Solving the Corner-Turning Problem for Large Interferometers
Andy Lutomirski (MIT), Max Tegmark (MIT), Nevada Sanchez (MIT), Leo, Stein (MIT), Lynn Urry (Berkeley), Matias Zaldarriaga (IAS)

TL;DR
This paper introduces a cost-effective, real-time data transposition method for large radio interferometers, solving the corner turning bottleneck without high bandwidth or expensive hardware, enabling scalable processing for massive arrays.
Contribution
A novel butterfly network design that transposes large data matrices in real time without additional memory or costly switches, suitable for large-scale radio telescopes.
Findings
The proposed solution operates in real time without bandwidth contention.
Implementation options include FPGA, CMOS, analog, and optical technologies.
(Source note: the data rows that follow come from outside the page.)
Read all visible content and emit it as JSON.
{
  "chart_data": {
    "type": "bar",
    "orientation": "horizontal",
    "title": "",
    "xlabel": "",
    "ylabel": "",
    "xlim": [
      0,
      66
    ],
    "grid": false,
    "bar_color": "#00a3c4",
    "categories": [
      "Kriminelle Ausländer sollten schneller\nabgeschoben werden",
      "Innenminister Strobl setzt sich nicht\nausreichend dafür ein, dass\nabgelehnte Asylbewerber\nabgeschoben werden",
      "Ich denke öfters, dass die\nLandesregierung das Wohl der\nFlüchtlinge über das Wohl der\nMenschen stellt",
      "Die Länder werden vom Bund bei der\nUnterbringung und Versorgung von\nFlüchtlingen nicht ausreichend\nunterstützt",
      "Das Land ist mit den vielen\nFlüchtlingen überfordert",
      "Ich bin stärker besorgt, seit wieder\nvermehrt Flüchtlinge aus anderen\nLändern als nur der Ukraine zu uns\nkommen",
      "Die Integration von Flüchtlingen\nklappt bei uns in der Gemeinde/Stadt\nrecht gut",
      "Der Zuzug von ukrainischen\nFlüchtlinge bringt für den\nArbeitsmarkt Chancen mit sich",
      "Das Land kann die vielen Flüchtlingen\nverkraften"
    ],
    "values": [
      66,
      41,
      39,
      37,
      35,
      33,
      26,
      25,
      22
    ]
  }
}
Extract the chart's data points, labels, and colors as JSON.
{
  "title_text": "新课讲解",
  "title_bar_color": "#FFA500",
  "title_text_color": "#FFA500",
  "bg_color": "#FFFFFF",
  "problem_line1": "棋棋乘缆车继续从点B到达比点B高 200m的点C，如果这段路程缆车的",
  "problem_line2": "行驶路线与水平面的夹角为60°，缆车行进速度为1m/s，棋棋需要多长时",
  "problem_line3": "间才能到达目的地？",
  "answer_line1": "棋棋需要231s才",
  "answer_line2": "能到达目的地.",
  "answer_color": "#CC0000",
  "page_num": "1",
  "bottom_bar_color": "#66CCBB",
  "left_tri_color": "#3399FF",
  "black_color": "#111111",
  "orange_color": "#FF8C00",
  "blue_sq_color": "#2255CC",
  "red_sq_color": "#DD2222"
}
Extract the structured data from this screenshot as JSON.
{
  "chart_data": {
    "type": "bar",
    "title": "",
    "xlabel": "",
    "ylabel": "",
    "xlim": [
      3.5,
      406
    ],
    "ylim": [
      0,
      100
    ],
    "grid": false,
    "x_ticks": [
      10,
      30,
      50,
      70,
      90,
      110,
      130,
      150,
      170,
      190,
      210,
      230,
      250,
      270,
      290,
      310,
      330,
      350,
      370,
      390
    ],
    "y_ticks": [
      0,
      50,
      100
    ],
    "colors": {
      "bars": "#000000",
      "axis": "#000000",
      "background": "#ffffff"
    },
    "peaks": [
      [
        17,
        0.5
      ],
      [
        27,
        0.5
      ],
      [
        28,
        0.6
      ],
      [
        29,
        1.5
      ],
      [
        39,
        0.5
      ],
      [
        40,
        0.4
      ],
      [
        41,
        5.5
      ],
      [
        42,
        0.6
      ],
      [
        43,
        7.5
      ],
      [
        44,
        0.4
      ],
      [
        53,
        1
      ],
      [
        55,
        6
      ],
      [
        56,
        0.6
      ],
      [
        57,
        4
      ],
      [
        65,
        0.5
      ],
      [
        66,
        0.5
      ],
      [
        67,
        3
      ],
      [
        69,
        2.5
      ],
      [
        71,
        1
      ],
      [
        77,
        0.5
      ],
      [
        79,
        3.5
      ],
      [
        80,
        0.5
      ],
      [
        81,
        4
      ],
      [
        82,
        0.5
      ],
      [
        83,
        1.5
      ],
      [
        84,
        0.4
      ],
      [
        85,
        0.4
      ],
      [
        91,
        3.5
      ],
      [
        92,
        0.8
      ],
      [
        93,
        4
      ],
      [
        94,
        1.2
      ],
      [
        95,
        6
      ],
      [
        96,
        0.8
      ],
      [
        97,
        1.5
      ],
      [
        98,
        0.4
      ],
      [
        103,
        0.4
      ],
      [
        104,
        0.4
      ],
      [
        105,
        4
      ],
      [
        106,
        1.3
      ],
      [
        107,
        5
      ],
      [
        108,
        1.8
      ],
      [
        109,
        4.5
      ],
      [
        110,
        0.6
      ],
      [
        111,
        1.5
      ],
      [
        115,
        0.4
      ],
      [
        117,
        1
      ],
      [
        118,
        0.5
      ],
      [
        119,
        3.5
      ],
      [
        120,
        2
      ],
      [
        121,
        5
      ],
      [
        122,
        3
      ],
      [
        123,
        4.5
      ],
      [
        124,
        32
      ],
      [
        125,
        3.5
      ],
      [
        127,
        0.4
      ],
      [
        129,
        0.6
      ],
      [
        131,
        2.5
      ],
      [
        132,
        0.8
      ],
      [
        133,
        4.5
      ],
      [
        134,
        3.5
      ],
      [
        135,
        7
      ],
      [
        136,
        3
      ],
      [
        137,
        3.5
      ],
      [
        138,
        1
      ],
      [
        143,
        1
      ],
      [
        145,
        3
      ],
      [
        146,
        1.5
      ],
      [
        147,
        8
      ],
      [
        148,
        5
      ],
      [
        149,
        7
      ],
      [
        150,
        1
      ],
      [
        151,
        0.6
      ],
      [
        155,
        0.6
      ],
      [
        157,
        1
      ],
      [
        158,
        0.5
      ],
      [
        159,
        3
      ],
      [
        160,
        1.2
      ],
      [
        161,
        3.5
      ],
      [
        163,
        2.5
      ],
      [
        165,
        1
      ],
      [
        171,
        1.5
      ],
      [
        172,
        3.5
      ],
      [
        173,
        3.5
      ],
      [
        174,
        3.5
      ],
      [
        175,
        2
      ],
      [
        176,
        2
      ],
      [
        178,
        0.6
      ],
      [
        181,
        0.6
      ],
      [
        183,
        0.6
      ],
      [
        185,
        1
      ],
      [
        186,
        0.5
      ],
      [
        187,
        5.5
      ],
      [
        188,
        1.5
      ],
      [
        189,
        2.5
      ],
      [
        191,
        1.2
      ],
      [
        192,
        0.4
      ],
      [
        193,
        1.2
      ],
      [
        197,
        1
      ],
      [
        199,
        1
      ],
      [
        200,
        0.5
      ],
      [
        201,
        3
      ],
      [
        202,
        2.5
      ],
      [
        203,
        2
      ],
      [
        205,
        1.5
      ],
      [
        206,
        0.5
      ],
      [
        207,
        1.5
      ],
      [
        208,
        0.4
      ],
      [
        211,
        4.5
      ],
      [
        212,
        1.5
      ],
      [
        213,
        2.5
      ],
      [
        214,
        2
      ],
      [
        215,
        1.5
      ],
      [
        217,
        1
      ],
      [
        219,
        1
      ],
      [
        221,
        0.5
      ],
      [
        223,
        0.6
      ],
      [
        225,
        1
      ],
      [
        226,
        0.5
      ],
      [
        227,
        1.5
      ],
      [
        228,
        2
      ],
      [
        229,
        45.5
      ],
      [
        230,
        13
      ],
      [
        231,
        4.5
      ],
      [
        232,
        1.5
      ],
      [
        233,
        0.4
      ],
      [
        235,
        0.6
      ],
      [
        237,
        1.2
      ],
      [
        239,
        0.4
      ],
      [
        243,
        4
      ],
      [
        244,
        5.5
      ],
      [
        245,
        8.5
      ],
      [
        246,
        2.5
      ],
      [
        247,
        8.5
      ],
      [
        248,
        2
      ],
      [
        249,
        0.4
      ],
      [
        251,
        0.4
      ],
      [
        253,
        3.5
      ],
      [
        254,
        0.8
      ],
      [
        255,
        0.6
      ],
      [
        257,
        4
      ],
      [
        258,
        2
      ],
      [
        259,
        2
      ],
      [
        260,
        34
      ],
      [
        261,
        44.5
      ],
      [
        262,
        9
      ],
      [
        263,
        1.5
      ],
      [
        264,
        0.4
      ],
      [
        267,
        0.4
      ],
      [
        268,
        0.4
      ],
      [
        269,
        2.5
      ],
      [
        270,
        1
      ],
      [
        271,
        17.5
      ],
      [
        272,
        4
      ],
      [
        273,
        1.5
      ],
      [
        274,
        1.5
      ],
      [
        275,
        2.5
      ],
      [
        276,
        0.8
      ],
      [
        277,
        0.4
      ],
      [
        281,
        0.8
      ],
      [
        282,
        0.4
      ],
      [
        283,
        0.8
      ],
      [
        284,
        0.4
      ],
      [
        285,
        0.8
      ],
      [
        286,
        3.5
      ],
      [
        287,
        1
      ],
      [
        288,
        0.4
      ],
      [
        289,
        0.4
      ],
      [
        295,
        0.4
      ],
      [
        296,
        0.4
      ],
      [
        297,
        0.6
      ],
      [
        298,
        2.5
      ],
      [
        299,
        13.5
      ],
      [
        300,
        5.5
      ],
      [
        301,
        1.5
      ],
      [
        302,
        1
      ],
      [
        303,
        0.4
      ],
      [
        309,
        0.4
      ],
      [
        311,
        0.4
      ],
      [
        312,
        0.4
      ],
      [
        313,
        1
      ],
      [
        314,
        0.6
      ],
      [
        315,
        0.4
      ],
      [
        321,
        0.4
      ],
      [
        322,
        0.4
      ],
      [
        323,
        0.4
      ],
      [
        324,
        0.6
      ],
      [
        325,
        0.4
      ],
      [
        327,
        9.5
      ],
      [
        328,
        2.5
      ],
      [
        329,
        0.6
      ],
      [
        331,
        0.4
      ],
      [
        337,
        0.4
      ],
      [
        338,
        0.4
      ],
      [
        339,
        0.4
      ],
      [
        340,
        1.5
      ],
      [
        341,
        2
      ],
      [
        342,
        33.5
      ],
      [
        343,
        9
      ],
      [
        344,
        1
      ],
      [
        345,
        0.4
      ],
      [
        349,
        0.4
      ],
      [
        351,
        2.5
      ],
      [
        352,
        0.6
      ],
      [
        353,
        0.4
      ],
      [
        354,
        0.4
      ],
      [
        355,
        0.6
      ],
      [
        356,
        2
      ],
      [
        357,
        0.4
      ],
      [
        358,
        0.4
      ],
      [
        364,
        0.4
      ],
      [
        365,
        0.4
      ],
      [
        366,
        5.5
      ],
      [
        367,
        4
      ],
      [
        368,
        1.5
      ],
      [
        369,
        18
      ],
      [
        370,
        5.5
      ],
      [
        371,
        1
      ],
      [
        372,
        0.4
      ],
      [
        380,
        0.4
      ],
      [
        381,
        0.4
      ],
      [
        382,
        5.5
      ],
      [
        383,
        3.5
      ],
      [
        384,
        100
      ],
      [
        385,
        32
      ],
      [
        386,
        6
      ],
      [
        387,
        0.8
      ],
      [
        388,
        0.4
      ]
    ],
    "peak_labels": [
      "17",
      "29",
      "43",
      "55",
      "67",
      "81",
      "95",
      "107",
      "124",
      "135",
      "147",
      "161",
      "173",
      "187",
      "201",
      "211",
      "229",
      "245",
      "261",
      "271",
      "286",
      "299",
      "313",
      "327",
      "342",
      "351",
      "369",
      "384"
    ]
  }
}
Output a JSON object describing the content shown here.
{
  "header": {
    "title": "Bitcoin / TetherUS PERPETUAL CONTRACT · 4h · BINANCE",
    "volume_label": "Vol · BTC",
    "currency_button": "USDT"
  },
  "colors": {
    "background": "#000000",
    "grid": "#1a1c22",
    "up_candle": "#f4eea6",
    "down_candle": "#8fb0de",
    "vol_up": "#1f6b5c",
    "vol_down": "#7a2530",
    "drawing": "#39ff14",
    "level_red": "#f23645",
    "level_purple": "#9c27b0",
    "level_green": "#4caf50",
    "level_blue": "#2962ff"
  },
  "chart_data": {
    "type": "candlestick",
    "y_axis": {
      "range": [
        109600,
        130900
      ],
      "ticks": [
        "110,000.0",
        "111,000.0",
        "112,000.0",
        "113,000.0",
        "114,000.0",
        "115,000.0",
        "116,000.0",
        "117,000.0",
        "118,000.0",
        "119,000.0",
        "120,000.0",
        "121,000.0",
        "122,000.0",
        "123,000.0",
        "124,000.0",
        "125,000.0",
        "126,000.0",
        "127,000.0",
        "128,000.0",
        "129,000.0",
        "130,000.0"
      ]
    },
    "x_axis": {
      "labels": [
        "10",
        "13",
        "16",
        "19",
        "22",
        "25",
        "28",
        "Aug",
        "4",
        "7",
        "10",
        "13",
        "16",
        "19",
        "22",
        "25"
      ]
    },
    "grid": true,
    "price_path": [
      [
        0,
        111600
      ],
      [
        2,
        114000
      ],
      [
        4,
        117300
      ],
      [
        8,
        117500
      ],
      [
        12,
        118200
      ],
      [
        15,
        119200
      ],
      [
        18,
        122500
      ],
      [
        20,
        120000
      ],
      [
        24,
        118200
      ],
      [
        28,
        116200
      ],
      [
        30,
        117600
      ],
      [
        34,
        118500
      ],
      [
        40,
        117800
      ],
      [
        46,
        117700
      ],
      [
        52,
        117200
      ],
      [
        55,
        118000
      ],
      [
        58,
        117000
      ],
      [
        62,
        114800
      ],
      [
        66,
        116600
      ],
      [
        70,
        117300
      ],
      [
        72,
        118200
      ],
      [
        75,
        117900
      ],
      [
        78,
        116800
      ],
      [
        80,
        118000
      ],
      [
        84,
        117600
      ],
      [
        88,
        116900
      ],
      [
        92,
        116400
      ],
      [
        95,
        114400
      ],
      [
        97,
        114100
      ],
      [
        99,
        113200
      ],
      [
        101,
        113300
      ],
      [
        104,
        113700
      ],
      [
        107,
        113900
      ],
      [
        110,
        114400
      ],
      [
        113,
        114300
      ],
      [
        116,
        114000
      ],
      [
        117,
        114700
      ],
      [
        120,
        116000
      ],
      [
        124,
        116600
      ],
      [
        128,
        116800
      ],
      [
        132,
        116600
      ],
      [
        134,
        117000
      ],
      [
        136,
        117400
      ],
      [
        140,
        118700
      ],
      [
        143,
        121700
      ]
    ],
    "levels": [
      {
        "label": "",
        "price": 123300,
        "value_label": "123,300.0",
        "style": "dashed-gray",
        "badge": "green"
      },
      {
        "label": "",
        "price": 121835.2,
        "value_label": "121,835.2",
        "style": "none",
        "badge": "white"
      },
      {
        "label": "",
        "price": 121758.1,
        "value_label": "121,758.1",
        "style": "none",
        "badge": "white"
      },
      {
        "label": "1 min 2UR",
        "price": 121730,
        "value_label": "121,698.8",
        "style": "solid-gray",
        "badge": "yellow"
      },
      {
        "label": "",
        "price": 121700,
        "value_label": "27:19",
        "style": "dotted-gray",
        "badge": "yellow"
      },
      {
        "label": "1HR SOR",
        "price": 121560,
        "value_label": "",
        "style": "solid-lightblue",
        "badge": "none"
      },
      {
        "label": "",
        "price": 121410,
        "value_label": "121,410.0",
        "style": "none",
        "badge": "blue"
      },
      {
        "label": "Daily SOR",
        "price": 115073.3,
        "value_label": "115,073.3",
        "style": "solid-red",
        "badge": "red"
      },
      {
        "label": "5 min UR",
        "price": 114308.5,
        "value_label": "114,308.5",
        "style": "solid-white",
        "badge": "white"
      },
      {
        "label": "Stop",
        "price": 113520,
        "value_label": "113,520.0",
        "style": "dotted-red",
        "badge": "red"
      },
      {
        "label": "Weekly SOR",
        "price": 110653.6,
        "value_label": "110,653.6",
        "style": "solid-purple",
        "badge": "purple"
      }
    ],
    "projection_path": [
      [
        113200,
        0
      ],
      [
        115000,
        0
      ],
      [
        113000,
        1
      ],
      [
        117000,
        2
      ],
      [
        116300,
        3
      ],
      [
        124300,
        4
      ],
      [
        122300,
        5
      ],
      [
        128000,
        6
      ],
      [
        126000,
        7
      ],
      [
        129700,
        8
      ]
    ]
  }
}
Cost remains low even for future large radio arrays.
Abstract
The so-called corner turning problem is a major bottleneck for radio telescopes with large numbers of antennas. The problem is essentially that of rapidly transposing a matrix that is too large to store on one single device; in radio interferometry, it occurs because data from each antenna needs to be routed to an array of processors that will each handle a limited portion of the data (a frequency range, say) but requires input from each antenna. We present a low-cost solution allowing the correlator to transpose its data in real time, without contending for bandwidth, via a butterfly network requiring neither additional RAM memory nor expensive general-purpose switching hardware. We discuss possible implementations of this using FPGA, CMOS, analog logic and optical technology, and conclude that the corner turner cost can be small even for upcoming massive radio arrays.